Sickle cell disease (SCD) is an inherited blood disorder affecting more than 120,000 people in the U.S. and at least 70,000 more across Europe and Canada. While SCD was one of the first genetic diseases to be biologically understood and clinically characterized, those characterizations have only scratched the surface of what it is like to live with this disease. For those touched by SCD, the true lived experiences and impacts on day-to-day life extend far beyond what can be found in a textbook.
As new therapies emerge, health-care decision-makers are seeking effective methods to evaluate their value. Robust data analysis and evidence synthesis are required to inform evidence-based decisions. That’s where health economics and outcomes research (HEOR) plays a crucial role.
Nick Li is global HEOR lead for hemoglobinopathies at Vertex Pharmaceuticals. Below he explains why this type of research is essential to help understand the lived experience of SCD and ultimately to support modern health-care decision-making.
Nick Li, global HEOR lead for hemoglobinopathies at Vertex Pharmaceuticals.
Vertex Pharmaceuticals
Why would a pharmaceutical company conduct health economics and outcomes research?
Health economics and outcomes research is a multidisciplinary field in which we use rigorous methodology to better understand and articulate the burden of disease. We can describe unmet needs and eventually communicate the value of a treatment. Embedding the patient perspective in our research and conducting studies to specifically document and quantify the patient experience is paramount to supporting patient communities. This way we can ensure these perspectives are considered in the evaluation of therapies.
How can HEOR help with sickle cell disease?
Over the past few years, we have been doing HEOR studies with the SCD community; gathering qualitative and quantitative data on the humanistic burden, health inequities and economic burden of the disease. Our findings have been eye-opening: we learned about stigma, prejudice and systemic racism in SCD care and highlighted the multifaceted physical and mental toll on sickle cell warriors and their families. In-depth HEOR analyses can often help translate patients’ experience into data that can inform health-care decision-making.
What is Vertex learning about sickle cell disease from HEOR?
While SCD can affect a person of any race or ethnicity, the disease disproportionately impacts non-Hispanic Black or African American people, comprising more than 90% of all those living with the disease. Systemic racism and stigma surrounding the disease further exacerbate these inequities.
For people with SCD, the struggle with excruciating pain is real and part of everyday life. As a result, individuals frequently visit the emergency department seeking relief from their pain. However, health-care providers do not always take these complaints seriously. Instead, they may suspect drug-seeking behaviour, label them as drug addicts and even deny them pain medication.
Besides the health inequities, we would say the next biggest challenge is the sheer magnitude of impact on a patient's day- to-day life. Even on a typical day, SCD symptoms can be unpredictable, and patients report limits on basic daily activities such as cooking, walking and showering.
These challenges restrict participation in family and social life and can be detrimental to psychological well-being.
And the impacts go beyond health?
Unfortunately, yes. The need for ongoing medical care, including visits to the doctor, medications and specialized treatments, means costs can add up quickly. Emergency department visits and hospitalizations are often unavoidable for individuals with SCD, and they can lead to unforeseen medical expenses and potential loss of income. This can become a vicious cycle: job pressure drives health issues and costs, but missed work reduces income and leads to financial instability.

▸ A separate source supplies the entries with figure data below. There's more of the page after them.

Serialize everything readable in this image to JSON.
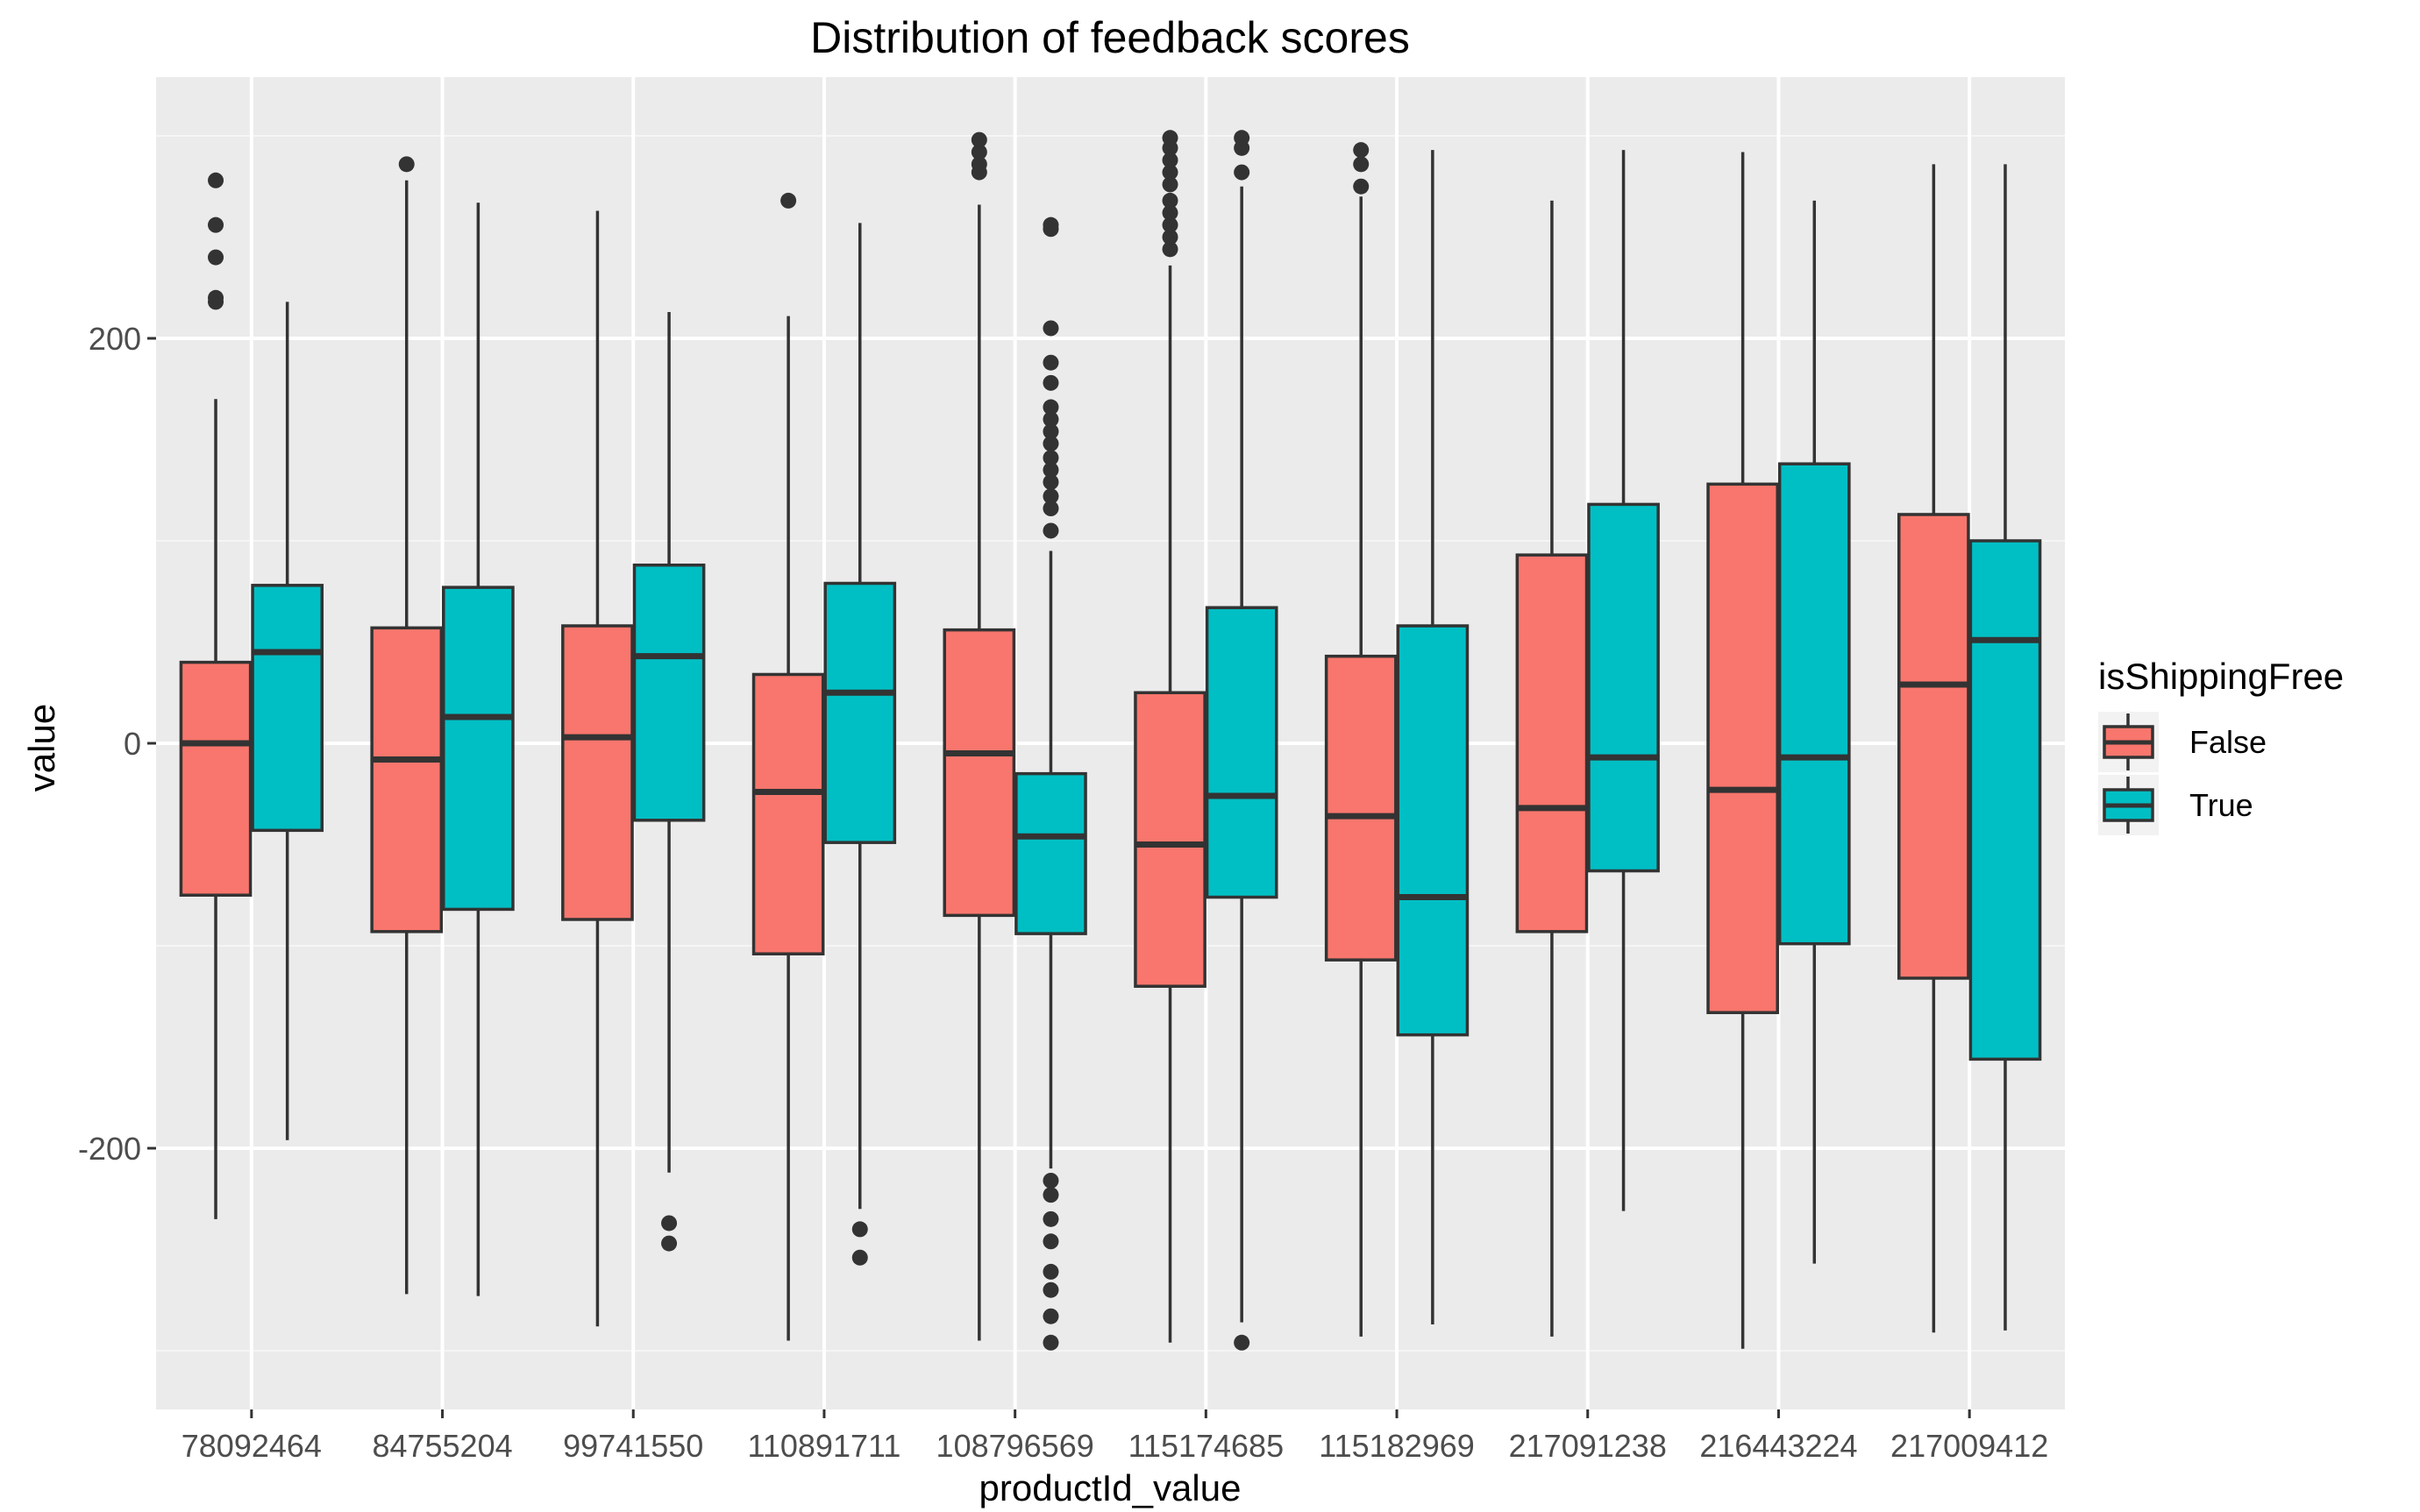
{
  "chart_data": {
    "type": "boxplot",
    "title": "Distribution of feedback scores",
    "xlabel": "productId_value",
    "ylabel": "value",
    "ylim": [
      -300,
      300
    ],
    "yticks": [
      -200,
      0,
      200
    ],
    "grid": true,
    "legend": {
      "title": "isShippingFree",
      "position": "right",
      "entries": [
        {
          "name": "False",
          "color": "#F8766D"
        },
        {
          "name": "True",
          "color": "#00BFC4"
        }
      ]
    },
    "categories": [
      "78092464",
      "84755204",
      "99741550",
      "110891711",
      "108796569",
      "115174685",
      "115182969",
      "217091238",
      "216443224",
      "217009412"
    ],
    "series": [
      {
        "name": "False",
        "color": "#F8766D",
        "boxes": [
          {
            "lower_whisker": -235,
            "q1": -75,
            "median": 0,
            "q3": 40,
            "upper_whisker": 170,
            "outliers": [
              218,
              220,
              240,
              256,
              278
            ]
          },
          {
            "lower_whisker": -272,
            "q1": -93,
            "median": -8,
            "q3": 57,
            "upper_whisker": 278,
            "outliers": [
              286
            ]
          },
          {
            "lower_whisker": -288,
            "q1": -87,
            "median": 3,
            "q3": 58,
            "upper_whisker": 263,
            "outliers": []
          },
          {
            "lower_whisker": -295,
            "q1": -104,
            "median": -24,
            "q3": 34,
            "upper_whisker": 211,
            "outliers": [
              268
            ]
          },
          {
            "lower_whisker": -295,
            "q1": -85,
            "median": -5,
            "q3": 56,
            "upper_whisker": 266,
            "outliers": [
              282,
              286,
              292,
              298
            ]
          },
          {
            "lower_whisker": -296,
            "q1": -120,
            "median": -50,
            "q3": 25,
            "upper_whisker": 236,
            "outliers": [
              244,
              250,
              256,
              262,
              268,
              276,
              282,
              288,
              294,
              299
            ]
          },
          {
            "lower_whisker": -293,
            "q1": -107,
            "median": -36,
            "q3": 43,
            "upper_whisker": 270,
            "outliers": [
              275,
              286,
              293
            ]
          },
          {
            "lower_whisker": -293,
            "q1": -93,
            "median": -32,
            "q3": 93,
            "upper_whisker": 268,
            "outliers": []
          },
          {
            "lower_whisker": -299,
            "q1": -133,
            "median": -23,
            "q3": 128,
            "upper_whisker": 292,
            "outliers": []
          },
          {
            "lower_whisker": -291,
            "q1": -116,
            "median": 29,
            "q3": 113,
            "upper_whisker": 286,
            "outliers": []
          }
        ]
      },
      {
        "name": "True",
        "color": "#00BFC4",
        "boxes": [
          {
            "lower_whisker": -196,
            "q1": -43,
            "median": 45,
            "q3": 78,
            "upper_whisker": 218,
            "outliers": []
          },
          {
            "lower_whisker": -273,
            "q1": -82,
            "median": 13,
            "q3": 77,
            "upper_whisker": 267,
            "outliers": []
          },
          {
            "lower_whisker": -212,
            "q1": -38,
            "median": 43,
            "q3": 88,
            "upper_whisker": 213,
            "outliers": [
              -237,
              -247
            ]
          },
          {
            "lower_whisker": -230,
            "q1": -49,
            "median": 25,
            "q3": 79,
            "upper_whisker": 257,
            "outliers": [
              -240,
              -254
            ]
          },
          {
            "lower_whisker": -210,
            "q1": -94,
            "median": -46,
            "q3": -15,
            "upper_whisker": 95,
            "outliers": [
              -216,
              -223,
              -235,
              -246,
              -261,
              -270,
              -283,
              -296,
              105,
              116,
              122,
              129,
              135,
              141,
              148,
              154,
              160,
              166,
              178,
              188,
              205,
              254,
              256
            ]
          },
          {
            "lower_whisker": -286,
            "q1": -76,
            "median": -26,
            "q3": 67,
            "upper_whisker": 275,
            "outliers": [
              -296,
              282,
              294,
              299
            ]
          },
          {
            "lower_whisker": -287,
            "q1": -144,
            "median": -76,
            "q3": 58,
            "upper_whisker": 293,
            "outliers": []
          },
          {
            "lower_whisker": -231,
            "q1": -63,
            "median": -7,
            "q3": 118,
            "upper_whisker": 293,
            "outliers": []
          },
          {
            "lower_whisker": -257,
            "q1": -99,
            "median": -7,
            "q3": 138,
            "upper_whisker": 268,
            "outliers": []
          },
          {
            "lower_whisker": -290,
            "q1": -156,
            "median": 51,
            "q3": 100,
            "upper_whisker": 286,
            "outliers": []
          }
        ]
      }
    ]
  }
}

What about school and higher education?
Managing a chronic disease such as SCD can severely interfere with a person’s academic progress. This can lead to them falling behind in coursework and having difficulty keeping up with their peers, ultimately affecting educational attainment. The challenges only increase when pursuing higher education. The unpredictable nature of SCD can make it challenging to meet attendance requirements and sustain consistent academic performance. As a result, pursuing a degree may take longer or even be impossible, affecting career prospects and financial stability. The stress associated with all those challenges may also result in health issues and an increased likelihood of pain crises. So the vicious cycle continues.
What more do we need to find out about life with SCD?
It's time to look at the adolescent and pediatric patient population and understand how the disease impacts them. Another important area is to bring in the caregivers’ perspective, because they play an instrumental role in the day-to-day management of SCD.
Anything else?
The work of our HEOR team is only one small aspect of Vertex’s commitment to the SCD community. We’ve committed $50 million through Vertex and the Vertex Foundation towards health equity initiatives, including support for the Massachusetts General Hospital Comprehensive SCD Treatment Center. We also provide support through grants and other funding opportunities that empower SCD advocacy groups globally, facilitate community gatherings, enhance medical education and support conferences. Our most recent funding supported a variety of programs and engagements, including community gatherings, disease awareness activities and continuing medical education. Together, we will work towards a more equitable future for every person living with this disease.